We took the first train of the morning, and Salamanca was crisp and cold, and mostly still closed up when we arrived. Before starting to explore, we found a little cafe and bought muffins and coffee to warm up and wait for the city to come to life. The cafe had a wall covered in napkins and Post-it Notes left by other travelers. Most of the notes just had names and dates of the people who’d visited, like the one Santi left for us:

Cafe Pancake

But a few had words of wisdom scribbled on them, one of which jumped out at me, and I was sure it was some kind of cosmic answer to my dilemma.

The note featured a little diagram I’d seen before, the one that displays two circles: “your comfort zone” and “where the magic happens”. Not surprisingly the two circles do not overlap. Under the diagram was a message, “Don’t be afraid to leave your comfort zone, I’ve never been sorry when the magic happens.”


Better to just let that one sink in for awhile.

So off we went into the heart of Salamanca, which is yet another heartbreakingly beautiful old city with gorgeous architecture and towering trees. The city is known for its university, and it does have this intellectual feeling hanging in the air. At one point we came around the corner to find one of my favorite lines of poetry spray painted on a wall beneath the cathedral:

Pablo Neruda

“I want to do with you what the spring does to the cherry trees.” -Pablo Neruda


On the train back to Madrid, I started to toss around ideas with Santi of what we could do on the weekends if I stayed in Madrid.

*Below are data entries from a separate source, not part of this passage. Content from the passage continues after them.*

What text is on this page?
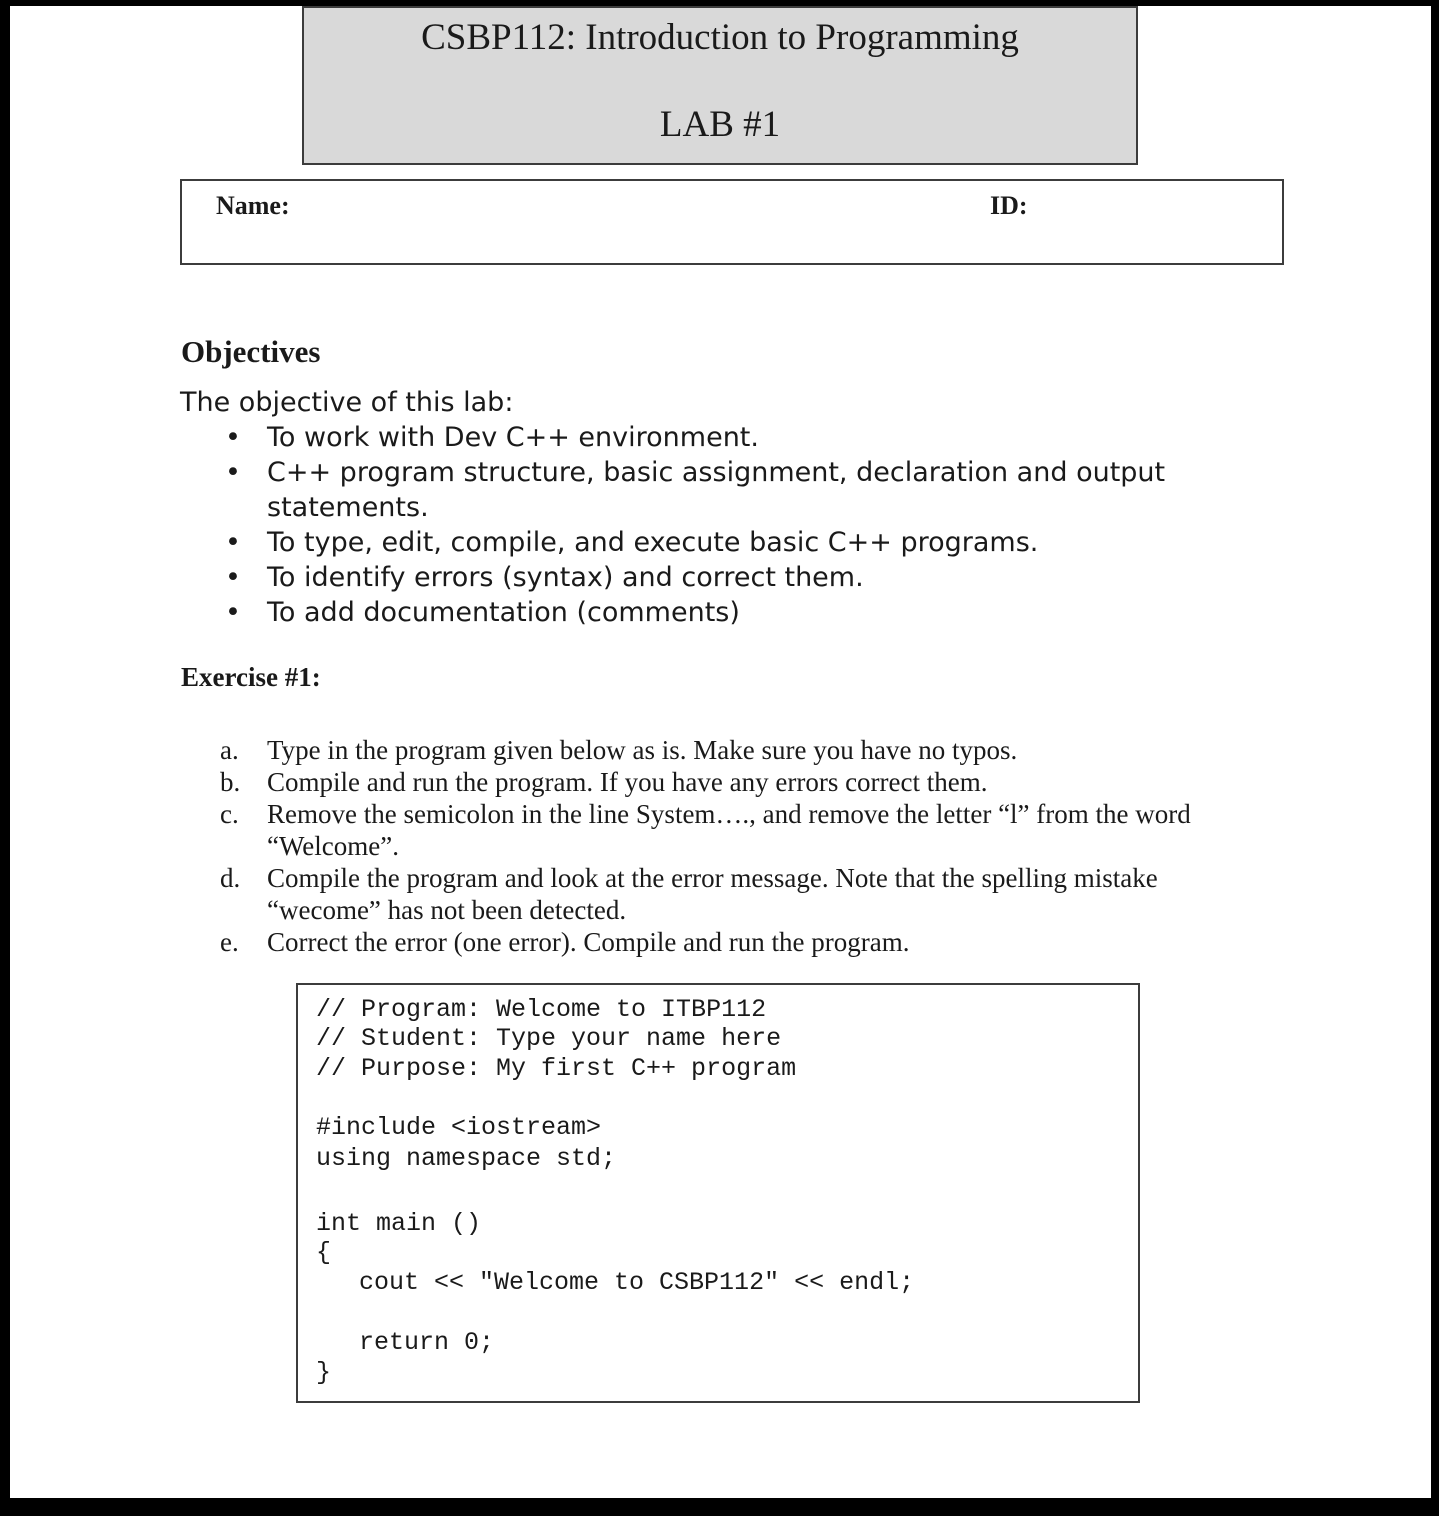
CSBP112: Introduction to Programming
LAB #1
Name:	ID:
Objectives
The objective of this lab:
• To work with Dev C++ environment.
• C++ program structure, basic assignment, declaration and output statements.
• To type, edit, compile, and execute basic C++ programs.
• To identify errors (syntax) and correct them.
• To add documentation (comments)
Exercise #1:
a. Type in the program given below as is. Make sure you have no typos.
b. Compile and run the program. If you have any errors correct them.
c. Remove the semicolon in the line System…., and remove the letter “l” from the word “Welcome”.
d. Compile the program and look at the error message. Note that the spelling mistake “wecome” has not been detected.
e. Correct the error (one error). Compile and run the program.
// Program: Welcome to ITBP112
// Student: Type your name here
// Purpose: My first C++ program
#include <iostream>
using namespace std;
int main ()
{
cout << "Welcome to CSBP112" << endl;
return 0;
}
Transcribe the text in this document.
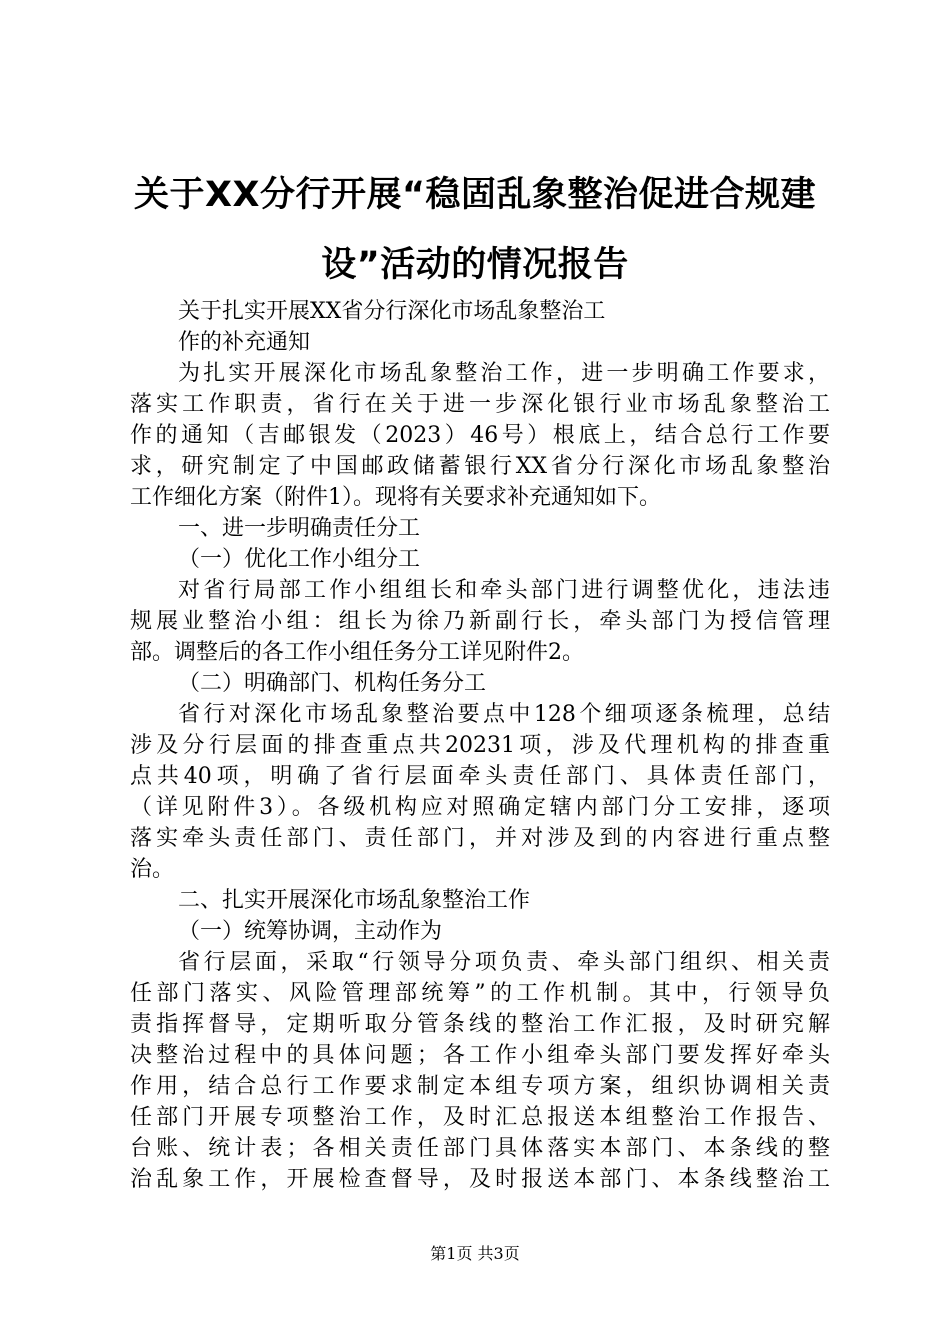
关于XX分行开展“稳固乱象整治促进合规建
设”活动的情况报告
关于扎实开展XX省分行深化市场乱象整治工
作的补充通知
为扎实开展深化市场乱象整治工作，进一步明确工作要求，
落实工作职责，省行在关于进一步深化银行业市场乱象整治工
作的通知（吉邮银发（2023）46号）根底上，结合总行工作要
求，研究制定了中国邮政储蓄银行XX省分行深化市场乱象整治
工作细化方案（附件1）。现将有关要求补充通知如下。
一、进一步明确责任分工
（一）优化工作小组分工
对省行局部工作小组组长和牵头部门进行调整优化，违法违
规展业整治小组：组长为徐乃新副行长，牵头部门为授信管理
部。调整后的各工作小组任务分工详见附件2。
（二）明确部门、机构任务分工
省行对深化市场乱象整治要点中128个细项逐条梳理，总结
涉及分行层面的排查重点共20231项，涉及代理机构的排查重
点共40项，明确了省行层面牵头责任部门、具体责任部门，
（详见附件3）。各级机构应对照确定辖内部门分工安排，逐项
落实牵头责任部门、责任部门，并对涉及到的内容进行重点整
治。
二、扎实开展深化市场乱象整治工作
（一）统筹协调，主动作为
省行层面，采取“行领导分项负责、牵头部门组织、相关责
任部门落实、风险管理部统筹”的工作机制。其中，行领导负
责指挥督导，定期听取分管条线的整治工作汇报，及时研究解
决整治过程中的具体问题；各工作小组牵头部门要发挥好牵头
作用，结合总行工作要求制定本组专项方案，组织协调相关责
任部门开展专项整治工作，及时汇总报送本组整治工作报告、
台账、统计表；各相关责任部门具体落实本部门、本条线的整
治乱象工作，开展检查督导，及时报送本部门、本条线整治工
第1页 共3页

We continued the conversation into this morning, when we took another day trip, this time in the other direction, to the city of Cuenca.

The old city of Cuenca sits precariously on several hillsides that drop off dramatically into steep canyons. The hills and streets of the old city are said to be haunted. I don’t know about that, but they definitely are beautiful. Unfortunately I had zero photography mojo in me today, but here’s a tiny peek at Cuenca’s gorgeousness:

Cuenca Cathedral

When we stopped to grab dinner near the train station, our waitress asked us how we liked Cuenca.

“We loved it, it’s beautiful!” we both answered.

“It’s even more beautiful in the dark!” said our waitress.

Which prompted Santi to turn to me and say, “We should come back here sometime and stay overnight to see the old city in the dark.”

Making plans. For the future “we”. Gulp. Two years ago I think my heart would have been flip flopping with joy and excitement to hear that, but now I’m just trying to accept the sweetness of it, but mostly feeling like a nervous chicken.

On the train back to Madrid this evening, I told Santi that as much as I like him, I really just have to continue on with my plans to see more of Europe. I promised to return a few days in advance of my flight back to the States, so we could see each other again.

I’m not sure which is the bigger comfort zone, the one I’m breaking out of or the one I’m retreating into, but traveling onward just feels like the most necessary choice at this time. And so tomorrow, France, and let there be magic!